Дождавшись, когда сын сядет рядом, я завела машину, и поехали к моим родителям, которые ждали нас к ужину.
Стоило переступить порог квартиры, как папа тяжело и недовольно вздохнул. Было ясно, что он много чего хочет мне сказать, но при Стёпке не станет.
— Пойдём, Стёп, поможешь мне там, кивнул папа в сторону своего кабинета.
— Ага, — сын скинул кроссовки и бодро последовал за дедом.
— А ты иди мне помогай, — выронила мама, окинув меня оценивающим взглядом.
Я машинально посмотрела на своё отражение в зеркале, но не увидела ничего такого, что могло бы вызвать недовольство моим внешним видом. Обычное строгое платье, укладка, правда, немного поистрепалась за рабочий день, но, всё равно, выглядела аккуратно.
Едва я вошла в кухню, мама положила передо мной разделочную доску, положила на неё нож, палку колбасы и треугольник сыра.
— Режь. И рассказывай, как вы там с Серёжей с ума сходите.
— Почему с ума сходим? — повела я бровью и устроилась за столом, всё же, начав резать колбасу и сыр.
— Какой, к чертовой матери, развод, Наташ? — мама подперла бедром плиту и сложила руки под грудью, явно не желая слушать, что скажу я. — Вам по двадцать лет, что ли, чтобы скакать туда-сюда? Такое впечатление, что ваше поколение, вообще не научено ценить брак. Захотели — сошлись, захотели — разбежались. А дальше и трава не расти, — махнула мама рукой.
— Мы с Серёжей сошлись когда-то без твоих советов и разойдёмся тоже без них. Уже разошлись, — показала я маме палец без кольца.
— Я ей про одно, она мне про другое! — всплеснула мама руками, ударив ладонями себя по бедрам. — Ты на себя-то посмотри, Наташ, и в паспорт.
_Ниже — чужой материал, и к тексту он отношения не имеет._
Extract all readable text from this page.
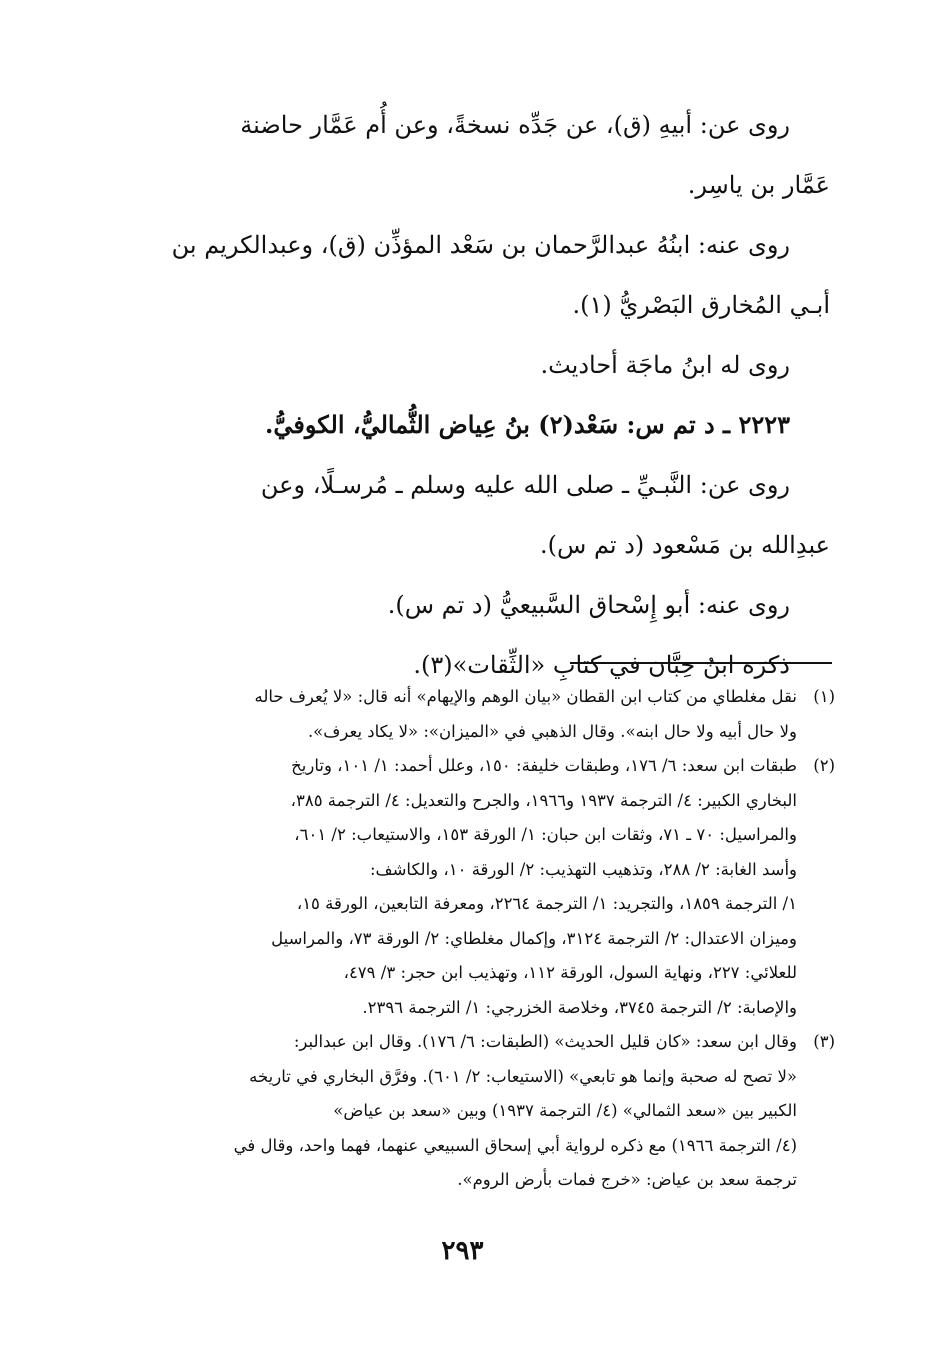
روى عن: أبيهِ (ق)، عن جَدِّه نسخةً، وعن أُم عَمَّار حاضنة

عَمَّار بن ياسِر.

روى عنه: ابنُهُ عبدالرَّحمان بن سَعْد المؤذِّن (ق)، وعبدالكريم بن

أبـي المُخارق البَصْريُّ (١).

روى له ابنُ ماجَة أحاديث.

٢٢٢٣ ـ د تم س: سَعْد(٢) بنُ عِياض الثُّماليُّ، الكوفيُّ.

روى عن: النَّبـيِّ ـ صلى الله عليه وسلم ـ مُرسـلًا، وعن

عبدِالله بن مَسْعود (د تم س).

روى عنه: أبو إِسْحاق السَّبيعيُّ (د تم س).

ذكرَه ابنُ حِبَّان في كتابِ «الثِّقات»(٣).

(١)
نقل مغلطاي من كتاب ابن القطان «بيان الوهم والإيهام» أنه قال: «لا يُعرف حاله
ولا حال أبيه ولا حال ابنه». وقال الذهبي في «الميزان»: «لا يكاد يعرف».
(٢)
طبقات ابن سعد: ٦/ ١٧٦، وطبقات خليفة: ١٥٠، وعلل أحمد: ١/ ١٠١، وتاريخ
البخاري الكبير: ٤/ الترجمة ١٩٣٧ و١٩٦٦، والجرح والتعديل: ٤/ الترجمة ٣٨٥،
والمراسيل: ٧٠ ـ ٧١، وثقات ابن حبان: ١/ الورقة ١٥٣، والاستيعاب: ٢/ ٦٠١،
وأسد الغابة: ٢/ ٢٨٨، وتذهيب التهذيب: ٢/ الورقة ١٠، والكاشف:
١/ الترجمة ١٨٥٩، والتجريد: ١/ الترجمة ٢٢٦٤، ومعرفة التابعين، الورقة ١٥،
وميزان الاعتدال: ٢/ الترجمة ٣١٢٤، وإكمال مغلطاي: ٢/ الورقة ٧٣، والمراسيل
للعلائي: ٢٢٧، ونهاية السول، الورقة ١١٢، وتهذيب ابن حجر: ٣/ ٤٧٩،
والإصابة: ٢/ الترجمة ٣٧٤٥، وخلاصة الخزرجي: ١/ الترجمة ٢٣٩٦.
(٣)
وقال ابن سعد: «كان قليل الحديث» (الطبقات: ٦/ ١٧٦). وقال ابن عبدالبر:
«لا تصح له صحبة وإنما هو تابعي» (الاستيعاب: ٢/ ٦٠١). وفرَّق البخاري في تاريخه
الكبير بين «سعد الثمالي» (٤/ الترجمة ١٩٣٧) وبين «سعد بن عياض»
(٤/ الترجمة ١٩٦٦) مع ذكره لرواية أبي إسحاق السبيعي عنهما، فهما واحد، وقال في
ترجمة سعد بن عياض: «خرج فمات بأرض الروم».
٢٩٣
Тебе уже тридцать два! У тебя сын вон какой здоровый. Да кто тебя такую возьмёт-то, кроме Серёжи? Подумай! Не девочка же уже, да ещё с ребёнком. Кому ты со своей гордостью нужна будешь на старости лет?
— Ясно, — выдохнула я тихо. Швырнула нож на разделочную доску, так и не нарезав колбасу, и резко вышла из-за стола. — Стёпа, нам пора домой! — крикнула я в дальнюю комнату.
— А ужин? — выбежал он из комнаты.
— По пути купим пиццу и бургеры. И суши.
— О! Классно!
— Угу. Собирайся, — я прошла в прихожую вслед за сыном и надела туфли, стараясь не смотреть на нависающую надо мной маму и заодно не расплакаться, как в детстве, когда испытывала на себе такое же давление матери.
— Я вечером позвоню. Поговорим, — догнал меня надменный мамин голос, когда я открыла дверь квартиры, чтобы, наконец, выйти.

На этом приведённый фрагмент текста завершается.